More than 90 world experts have assembled today in Panama City to start a new assessment on how climate change will affect disaster risks in future and how countries can better manage the expected increases in damaging weather events due to climate change. The meeting is being convened by the Intergovernmental Panel on Climate Change (IPCC), which decided in April 2009 to prepare a new IPCC Special Report called: “Managing the Risk of Extreme Events and Disasters to Advance Climate Change Adaptation”. The assessment was proposed by the United Nations International Strategy for Disaster Reduction (UNISDR) and the government of Norway in response to the predictions in the IPCC Fourth Assessment Report that more frequent and severe extreme events such as droughts, floods, storms, heat waves were likely in the future warmer world.
The experts will undertake an extensive survey of available scientific and technical information over 2010, and their assessment will be delivered in a report to be released in 2011, following worldwide critical technical and governmental review. The assessment is the first global scientific effort to examine the linkages between disaster risk reduction and adaptation to climate change.
The experts will assess measures that governments and people can take to build resilience to weather and climate hazards and examine practices, strategies and approaches that communities can use to adapt to climate change. The IPCC team combines the forces of economists, sociologists, risk analysts, hydrologists, agricultural experts, health researchers, and risk reduction practitioners alongside climate scientists, drawn from a wide range of developing and developed countries.
“The IPCC Special Report is a collective effort that will shine a spotlight on the working policies and tools that people have been using for years to manage and adapt to natural variations of the climate. It will inform Governments about what works best to reduce disaster risks and manage extreme events, and how to cut down on future losses of lives and assets,” says Margareta Wahlström, UN Special Representative of the Secretary-General for Disaster Risk Reduction.
The decision to carry out the assessment marks a new realization that disaster risk reduction will be a first line of defence in adapting to climate change. Climate change negotiators preparing for the Copenhagen Climate Conference have already penciled in the need for disaster risk reduction strategies and risk management and the importance of the Hyogo Framework for Action – a ten-year blueprint for reducing risks to disasters worldwide. The Special Report will provide authoritative guidance on how to move ahead in proven practical terms.
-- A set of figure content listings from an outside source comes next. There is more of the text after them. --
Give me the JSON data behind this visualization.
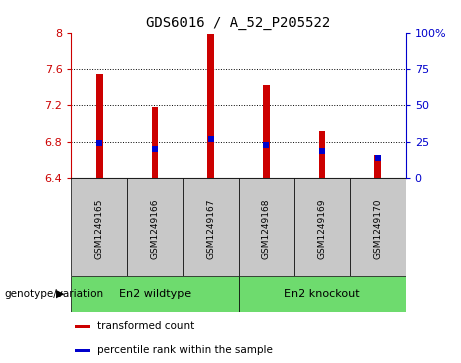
{
  "title": "GDS6016 / A_52_P205522",
  "samples": [
    "GSM1249165",
    "GSM1249166",
    "GSM1249167",
    "GSM1249168",
    "GSM1249169",
    "GSM1249170"
  ],
  "transformed_counts": [
    7.55,
    7.18,
    7.98,
    7.42,
    6.92,
    6.65
  ],
  "percentile_values": [
    6.78,
    6.72,
    6.83,
    6.76,
    6.7,
    6.62
  ],
  "base_value": 6.4,
  "ylim": [
    6.4,
    8.0
  ],
  "yticks": [
    6.4,
    6.8,
    7.2,
    7.6,
    8.0
  ],
  "right_ytick_labels": [
    "0",
    "25",
    "50",
    "75",
    "100%"
  ],
  "right_ytick_positions": [
    6.4,
    6.8,
    7.2,
    7.6,
    8.0
  ],
  "grid_lines": [
    6.8,
    7.2,
    7.6
  ],
  "groups": [
    {
      "label": "En2 wildtype",
      "indices": [
        0,
        1,
        2
      ],
      "color": "#6edb6e"
    },
    {
      "label": "En2 knockout",
      "indices": [
        3,
        4,
        5
      ],
      "color": "#6edb6e"
    }
  ],
  "sample_box_color": "#c8c8c8",
  "bar_color": "#cc0000",
  "percentile_color": "#0000cc",
  "left_axis_color": "#cc0000",
  "right_axis_color": "#0000cc",
  "bar_width": 0.12,
  "legend_items": [
    {
      "label": "transformed count",
      "color": "#cc0000"
    },
    {
      "label": "percentile rank within the sample",
      "color": "#0000cc"
    }
  ],
  "genotype_label": "genotype/variation"
}
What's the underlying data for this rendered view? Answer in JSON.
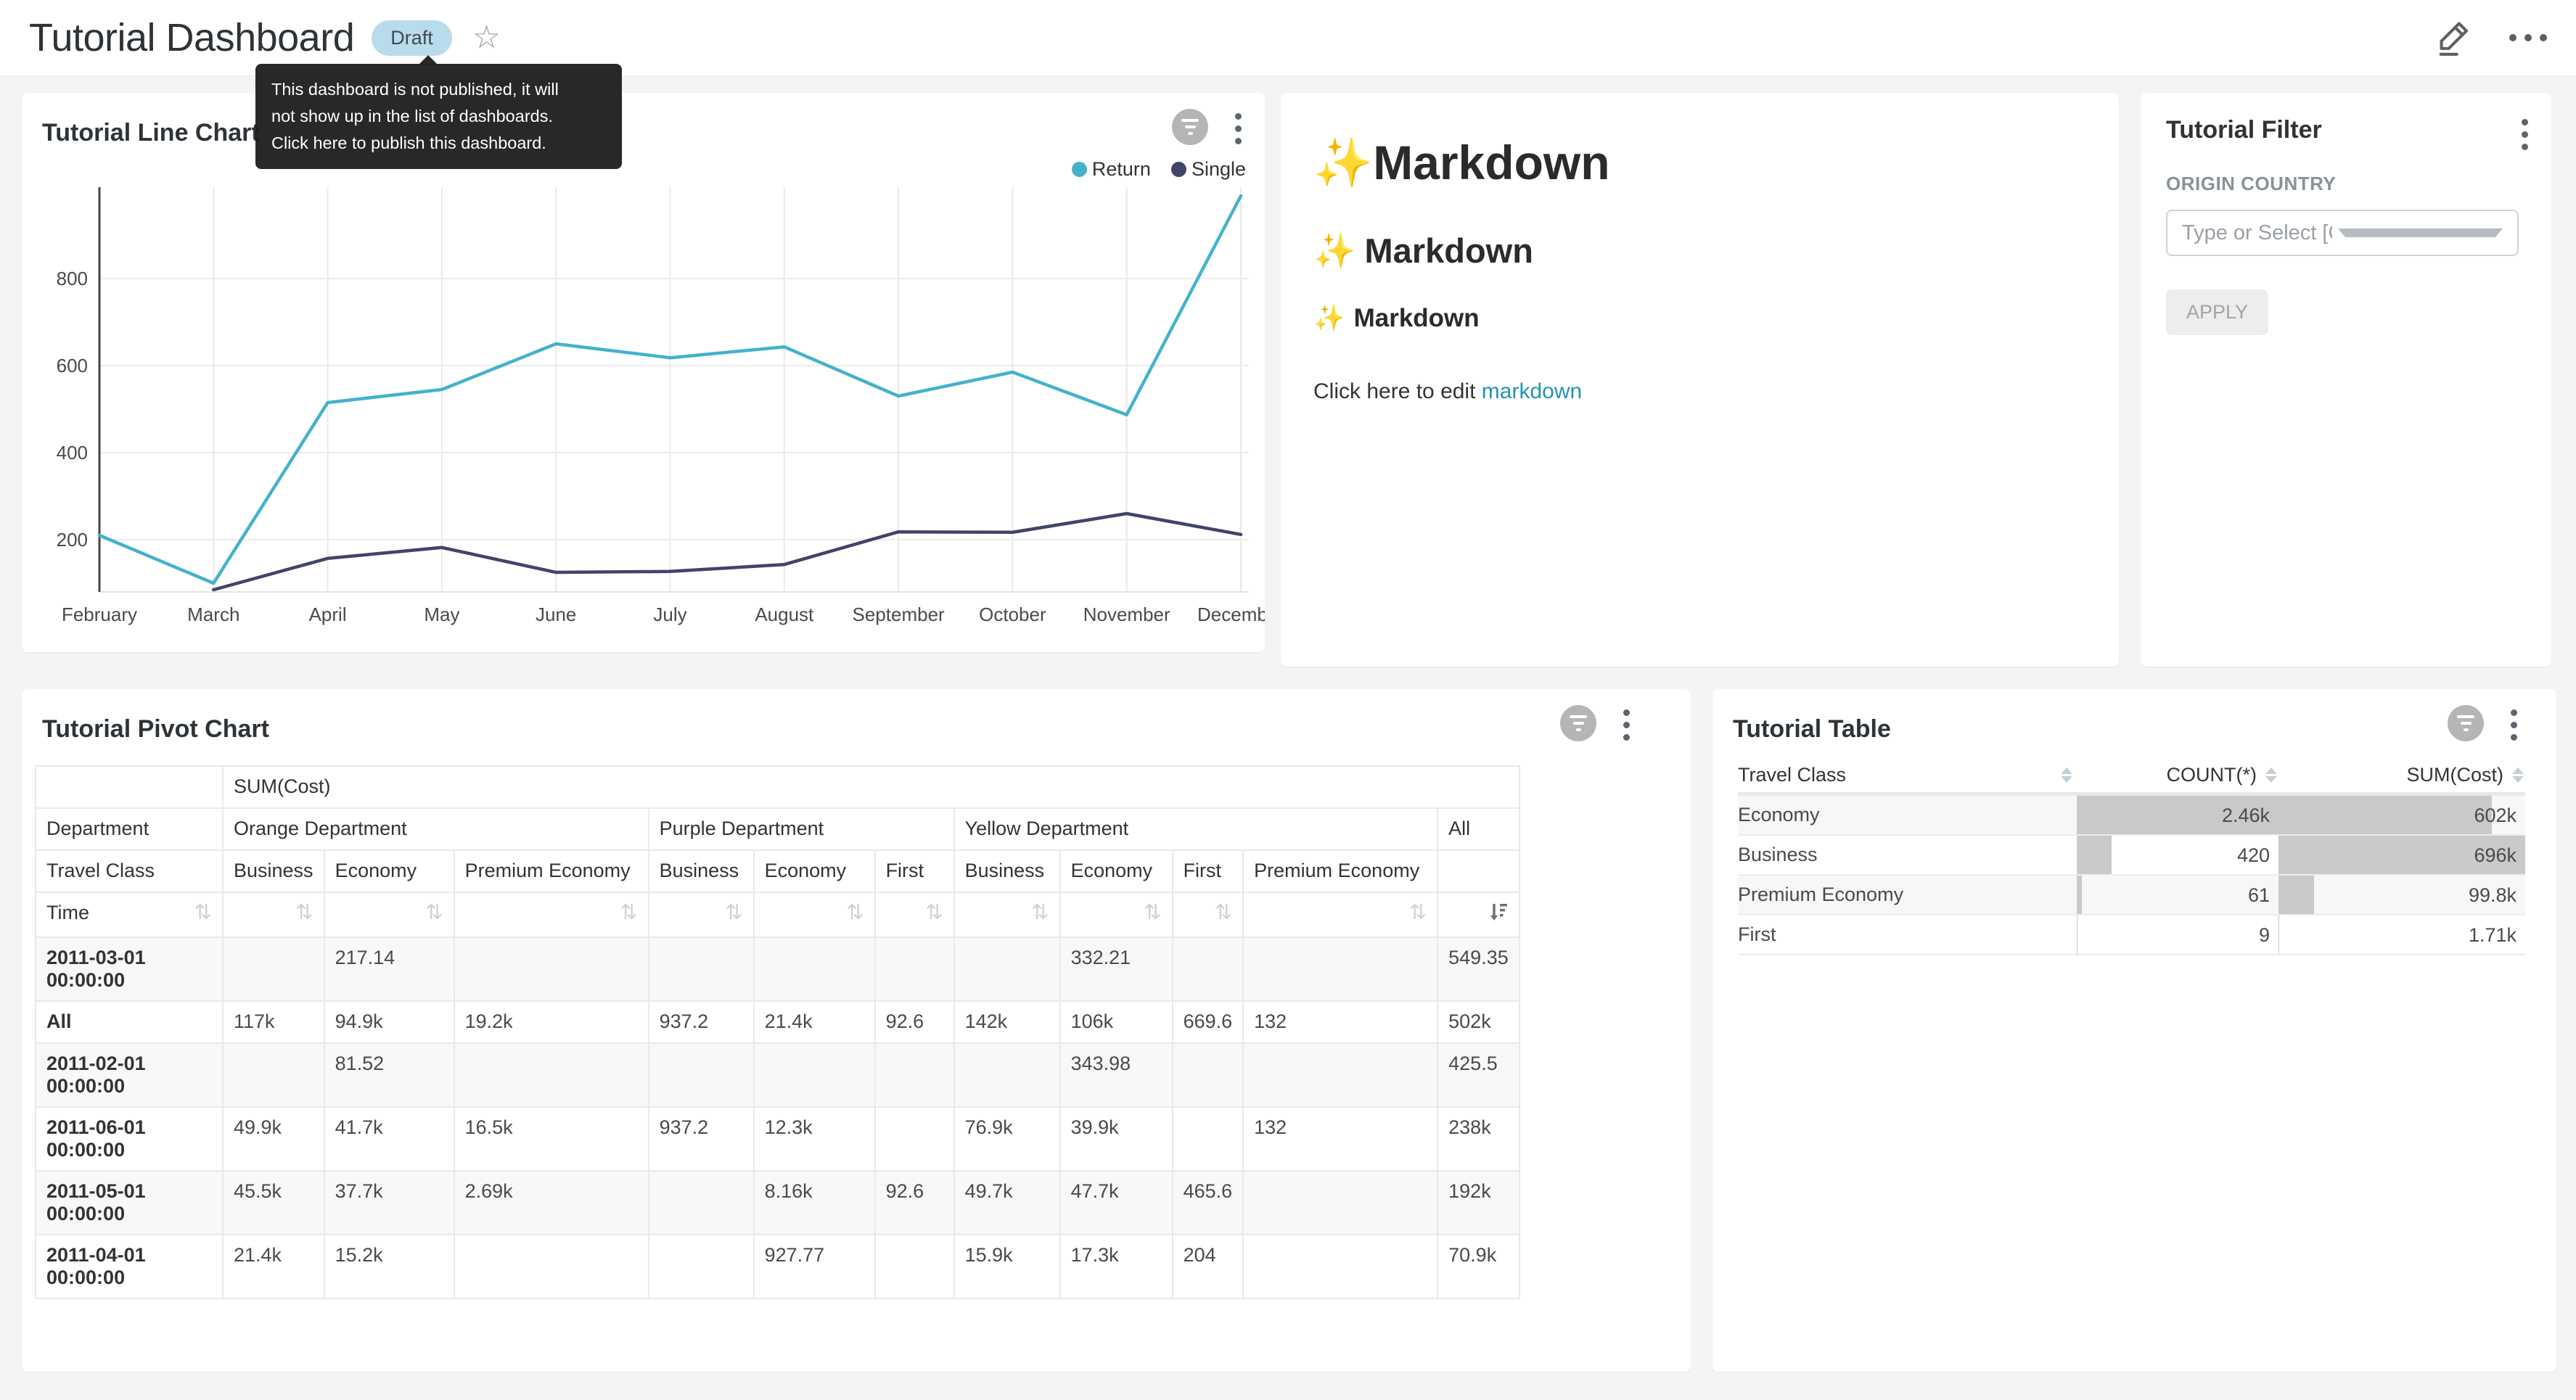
{
  "header": {
    "title": "Tutorial Dashboard",
    "badge": "Draft",
    "star_icon": "☆",
    "tooltip_lines": [
      "This dashboard is not published, it will",
      "not show up in the list of dashboards.",
      "Click here to publish this dashboard."
    ]
  },
  "line_chart_panel": {
    "title": "Tutorial Line Chart"
  },
  "chart_data": {
    "type": "line",
    "title": "Tutorial Line Chart",
    "x": [
      "February",
      "March",
      "April",
      "May",
      "June",
      "July",
      "August",
      "September",
      "October",
      "November",
      "December"
    ],
    "series": [
      {
        "name": "Return",
        "color": "#45b2cc",
        "values": [
          210,
          100,
          515,
          545,
          650,
          618,
          643,
          530,
          585,
          487,
          990
        ]
      },
      {
        "name": "Single",
        "color": "#41446a",
        "values": [
          null,
          85,
          157,
          182,
          125,
          127,
          143,
          218,
          217,
          260,
          212
        ]
      }
    ],
    "yticks": [
      200,
      400,
      600,
      800
    ],
    "ylim": [
      80,
      1010
    ],
    "grid": true,
    "legend_position": "top-right"
  },
  "markdown_panel": {
    "sparkle": "✨",
    "h1": "Markdown",
    "h2": "Markdown",
    "h3": "Markdown",
    "cta_prefix": "Click here to edit ",
    "cta_link_text": "markdown"
  },
  "filter_panel": {
    "title": "Tutorial Filter",
    "field_label": "ORIGIN COUNTRY",
    "select_placeholder": "Type or Select [Origin Country]",
    "apply_label": "APPLY"
  },
  "pivot_panel": {
    "title": "Tutorial Pivot Chart",
    "metric_label": "SUM(Cost)",
    "dept_row_label": "Department",
    "class_row_label": "Travel Class",
    "time_row_label": "Time",
    "all_label": "All",
    "sort_icon": "⇅",
    "groups": [
      {
        "label": "Orange Department",
        "classes": [
          "Business",
          "Economy",
          "Premium Economy"
        ]
      },
      {
        "label": "Purple Department",
        "classes": [
          "Business",
          "Economy",
          "First"
        ]
      },
      {
        "label": "Yellow Department",
        "classes": [
          "Business",
          "Economy",
          "First",
          "Premium Economy"
        ]
      }
    ],
    "rows": [
      {
        "label": "2011-03-01 00:00:00",
        "values": [
          "",
          "217.14",
          "",
          "",
          "",
          "",
          "",
          "332.21",
          "",
          "",
          "549.35"
        ]
      },
      {
        "label": "All",
        "values": [
          "117k",
          "94.9k",
          "19.2k",
          "937.2",
          "21.4k",
          "92.6",
          "142k",
          "106k",
          "669.6",
          "132",
          "502k"
        ]
      },
      {
        "label": "2011-02-01 00:00:00",
        "values": [
          "",
          "81.52",
          "",
          "",
          "",
          "",
          "",
          "343.98",
          "",
          "",
          "425.5"
        ]
      },
      {
        "label": "2011-06-01 00:00:00",
        "values": [
          "49.9k",
          "41.7k",
          "16.5k",
          "937.2",
          "12.3k",
          "",
          "76.9k",
          "39.9k",
          "",
          "132",
          "238k"
        ]
      },
      {
        "label": "2011-05-01 00:00:00",
        "values": [
          "45.5k",
          "37.7k",
          "2.69k",
          "",
          "8.16k",
          "92.6",
          "49.7k",
          "47.7k",
          "465.6",
          "",
          "192k"
        ]
      },
      {
        "label": "2011-04-01 00:00:00",
        "values": [
          "21.4k",
          "15.2k",
          "",
          "",
          "927.77",
          "",
          "15.9k",
          "17.3k",
          "204",
          "",
          "70.9k"
        ]
      }
    ]
  },
  "table_panel": {
    "title": "Tutorial Table",
    "columns": [
      "Travel Class",
      "COUNT(*)",
      "SUM(Cost)"
    ],
    "rows": [
      {
        "travel_class": "Economy",
        "count": "2.46k",
        "sum": "602k",
        "count_bar": 1,
        "sum_bar": 0.865
      },
      {
        "travel_class": "Business",
        "count": "420",
        "sum": "696k",
        "count_bar": 0.171,
        "sum_bar": 1
      },
      {
        "travel_class": "Premium Economy",
        "count": "61",
        "sum": "99.8k",
        "count_bar": 0.025,
        "sum_bar": 0.143
      },
      {
        "travel_class": "First",
        "count": "9",
        "sum": "1.71k",
        "count_bar": 0.004,
        "sum_bar": 0.003
      }
    ]
  }
}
Climate change adaptation measures such as introduction and wider use of drought-resistant seed and the collection of rain water are well-known techniques to deal with drought related risks. Likewise, careful land-use planning and flood management can avoid the high costs of flooding and landslides. The enforcement of safe building codes, conduct of thorough vulnerability and risk assessments, raising public awareness and preparing populations to respond to early warnings, are also among the myriad risk reduction practices that will contribute to adaptation to changing climate.
UNISDR is supporting the IPCC’s preparation of the Special Report by making a global search to ferret out the wide range of technical information on the topic and making it more readily available for assessment by IPCC authors. Regional and thematic material on good practice, case studies, operational policies and practices, government publications and other sources will be gathered to complement the traditional academic literature.